MLIPFitMaker

MLIPFitMaker#

class autoplex.fitting.common.flows.MLIPFitMaker(name='MLpotentialFit', mlip_type='GAP', hyperpara_opt=False, ref_energy_name='REF_energy', ref_force_name='REF_forces', ref_virial_name='REF_virial', glue_file_path='glue.xml', use_defaults=True)[source]#

Bases: Maker

Maker to fit ML potentials based on DFT labelled reference data.

This Maker will filter the provided dataset in a data preprocessing step and then proceed with the MLIP fit (default is GAP).

Parameters:
  • name (str) – Name of the flows produced by this maker.

  • mlip_type (str) – Choose one specific MLIP type to be fitted: ‘GAP’ | ‘J-ACE’ | ‘NEQUIP’ | ‘M3GNET’ | ‘MACE’

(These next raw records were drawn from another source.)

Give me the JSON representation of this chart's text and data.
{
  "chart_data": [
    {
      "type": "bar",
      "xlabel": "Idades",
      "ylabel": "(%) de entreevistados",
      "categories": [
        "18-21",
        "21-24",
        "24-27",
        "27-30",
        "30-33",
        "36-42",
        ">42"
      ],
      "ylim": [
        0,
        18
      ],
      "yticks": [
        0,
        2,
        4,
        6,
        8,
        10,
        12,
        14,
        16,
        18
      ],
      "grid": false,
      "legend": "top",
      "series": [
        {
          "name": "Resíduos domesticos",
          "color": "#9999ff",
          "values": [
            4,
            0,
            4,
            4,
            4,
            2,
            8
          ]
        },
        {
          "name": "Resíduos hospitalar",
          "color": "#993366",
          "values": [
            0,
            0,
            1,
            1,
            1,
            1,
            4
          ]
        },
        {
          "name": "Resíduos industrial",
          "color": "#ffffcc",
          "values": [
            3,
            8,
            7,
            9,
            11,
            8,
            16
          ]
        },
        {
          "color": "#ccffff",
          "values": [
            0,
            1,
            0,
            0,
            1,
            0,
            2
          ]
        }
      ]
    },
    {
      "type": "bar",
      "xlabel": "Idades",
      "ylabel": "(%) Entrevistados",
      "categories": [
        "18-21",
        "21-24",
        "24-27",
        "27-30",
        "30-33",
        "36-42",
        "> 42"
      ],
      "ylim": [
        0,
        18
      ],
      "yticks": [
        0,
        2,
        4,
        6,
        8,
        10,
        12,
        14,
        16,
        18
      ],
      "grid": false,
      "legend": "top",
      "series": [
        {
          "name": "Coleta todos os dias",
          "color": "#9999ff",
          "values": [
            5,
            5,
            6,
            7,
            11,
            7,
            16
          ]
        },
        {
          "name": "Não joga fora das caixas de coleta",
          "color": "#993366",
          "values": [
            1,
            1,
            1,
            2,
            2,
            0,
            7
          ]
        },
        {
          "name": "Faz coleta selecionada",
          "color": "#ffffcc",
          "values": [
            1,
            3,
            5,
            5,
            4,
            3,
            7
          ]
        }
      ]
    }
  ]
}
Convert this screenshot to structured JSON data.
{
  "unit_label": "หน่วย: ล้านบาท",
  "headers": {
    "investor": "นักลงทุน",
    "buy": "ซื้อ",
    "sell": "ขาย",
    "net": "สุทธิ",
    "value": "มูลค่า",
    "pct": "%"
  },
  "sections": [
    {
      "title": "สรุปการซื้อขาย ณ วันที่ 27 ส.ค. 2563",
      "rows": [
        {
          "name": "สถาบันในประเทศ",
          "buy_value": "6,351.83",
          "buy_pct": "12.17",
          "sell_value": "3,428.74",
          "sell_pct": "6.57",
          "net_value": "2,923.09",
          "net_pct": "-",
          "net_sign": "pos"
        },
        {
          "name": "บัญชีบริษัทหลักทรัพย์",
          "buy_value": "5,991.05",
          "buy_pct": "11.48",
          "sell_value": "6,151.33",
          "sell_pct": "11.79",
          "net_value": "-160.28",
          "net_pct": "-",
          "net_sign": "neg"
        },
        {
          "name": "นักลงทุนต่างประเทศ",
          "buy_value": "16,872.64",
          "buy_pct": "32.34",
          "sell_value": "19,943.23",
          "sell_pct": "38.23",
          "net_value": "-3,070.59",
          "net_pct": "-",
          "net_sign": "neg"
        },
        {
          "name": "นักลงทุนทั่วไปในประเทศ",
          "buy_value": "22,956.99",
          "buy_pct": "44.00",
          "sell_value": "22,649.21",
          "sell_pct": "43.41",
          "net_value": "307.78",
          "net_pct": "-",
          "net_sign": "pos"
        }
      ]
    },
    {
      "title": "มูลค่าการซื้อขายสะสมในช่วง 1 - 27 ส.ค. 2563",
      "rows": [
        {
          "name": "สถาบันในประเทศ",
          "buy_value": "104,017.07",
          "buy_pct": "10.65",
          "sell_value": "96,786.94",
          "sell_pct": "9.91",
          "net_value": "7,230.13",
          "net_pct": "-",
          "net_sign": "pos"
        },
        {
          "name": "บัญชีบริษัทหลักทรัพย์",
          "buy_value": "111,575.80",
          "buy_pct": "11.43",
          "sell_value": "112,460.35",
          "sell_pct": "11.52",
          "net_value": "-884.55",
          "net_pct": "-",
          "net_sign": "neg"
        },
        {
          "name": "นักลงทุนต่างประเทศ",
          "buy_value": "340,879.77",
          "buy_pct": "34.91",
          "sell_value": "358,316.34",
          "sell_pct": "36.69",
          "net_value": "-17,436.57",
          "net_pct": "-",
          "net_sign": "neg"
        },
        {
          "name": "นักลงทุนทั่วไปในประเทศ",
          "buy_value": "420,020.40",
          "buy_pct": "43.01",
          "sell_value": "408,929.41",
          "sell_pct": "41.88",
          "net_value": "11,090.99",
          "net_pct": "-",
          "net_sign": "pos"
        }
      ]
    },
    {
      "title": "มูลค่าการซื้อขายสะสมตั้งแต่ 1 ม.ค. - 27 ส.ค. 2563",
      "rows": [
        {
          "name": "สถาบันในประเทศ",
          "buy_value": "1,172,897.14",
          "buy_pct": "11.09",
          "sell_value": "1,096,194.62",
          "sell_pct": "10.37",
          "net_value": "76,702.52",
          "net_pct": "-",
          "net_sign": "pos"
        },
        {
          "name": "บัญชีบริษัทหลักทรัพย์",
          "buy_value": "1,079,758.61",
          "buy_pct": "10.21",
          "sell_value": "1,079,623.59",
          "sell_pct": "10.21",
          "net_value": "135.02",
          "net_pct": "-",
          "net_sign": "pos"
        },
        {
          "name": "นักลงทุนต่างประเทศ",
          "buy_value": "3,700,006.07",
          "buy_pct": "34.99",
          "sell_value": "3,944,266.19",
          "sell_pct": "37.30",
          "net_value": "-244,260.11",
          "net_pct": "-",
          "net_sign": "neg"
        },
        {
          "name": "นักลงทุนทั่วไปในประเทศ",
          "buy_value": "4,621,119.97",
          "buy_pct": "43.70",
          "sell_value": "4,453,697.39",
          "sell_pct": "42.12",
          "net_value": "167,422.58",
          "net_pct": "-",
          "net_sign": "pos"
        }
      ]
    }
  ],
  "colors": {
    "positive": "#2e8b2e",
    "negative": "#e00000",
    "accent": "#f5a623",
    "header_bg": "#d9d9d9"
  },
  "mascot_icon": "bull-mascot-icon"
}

  • hyperpara_opt (bool) – Perform hyperparameter optimization using XPOT (XPOT: https://pubs.aip.org/aip/jcp/article/159/2/024803/2901815)

  • ref_energy_name (str) – Reference energy name.

  • ref_force_name (str) – Reference force name.

  • ref_virial_name (str) – Reference virial name.

  • glue_file_path (str) – Name of the glue.xml file path.

  • use_defaults (bool) – if true, uses default fit parameters

make(fit_input=None, species_list=None, isolated_atom_energies=None, split_ratio=0.4, force_max=40.0, regularization=False, distillation=True, separated=False, pre_xyz_files=None, pre_database_dir=None, atomwise_regularization_parameter=0.1, force_min=0.01, atom_wise_regularization=True, auto_delta=False, glue_xml=False, num_processes_fit=None, apply_data_preprocessing=True, database_dir=None, device='cpu', **fit_kwargs)[source]#

Make a flow for fitting MLIP models.

Parameters:
  • fit_input (dict) – Output from the CompletePhononDFTMLDataGenerationFlow process.

  • species_list (list) – List of element names (strings) involved in the training dataset

  • isolated_atom_energies (dict) – Dictionary of isolated atoms energies.

  • split_ratio (float) – Ratio to divide the dataset into training and test sets. A value of 0.1 means 90% training data and 10% test data

  • force_max (float) – Maximum allowed force in the dataset.

  • regularization (bool) – For using sigma regularization.

  • distillation (bool) – For using data distillation.

  • separated (bool) – Repeat the fit for each data_type available in the (combined) database.

  • pre_xyz_files (list[str] or None) – Names of the pre-database train xyz file and test xyz file.

  • pre_database_dir (str or None) – The pre-database directory.

  • atomwise_regularization_parameter (float) – Regularization value for the atom-wise force components.

  • force_min (float) – Minimal force cutoff value for atom-wise regularization.

  • atom_wise_regularization (bool) – For including atom-wise regularization.

  • auto_delta (bool) – Automatically determine delta for 2b, 3b and soap terms.

  • glue_xml (bool) – Use the glue.xml core potential instead of fitting 2b terms.

  • num_processes_fit (int) – Number of processes for fitting.

  • apply_data_preprocessing (bool) – Determine whether to preprocess the data.

  • database_dir (Path | str) – Path to the directory containing the database.

  • device (str) – Device to be used for model fitting, either “cpu” or “cuda”.

  • fit_kwargs (dict) – Additional keyword arguments for MLIP fitting.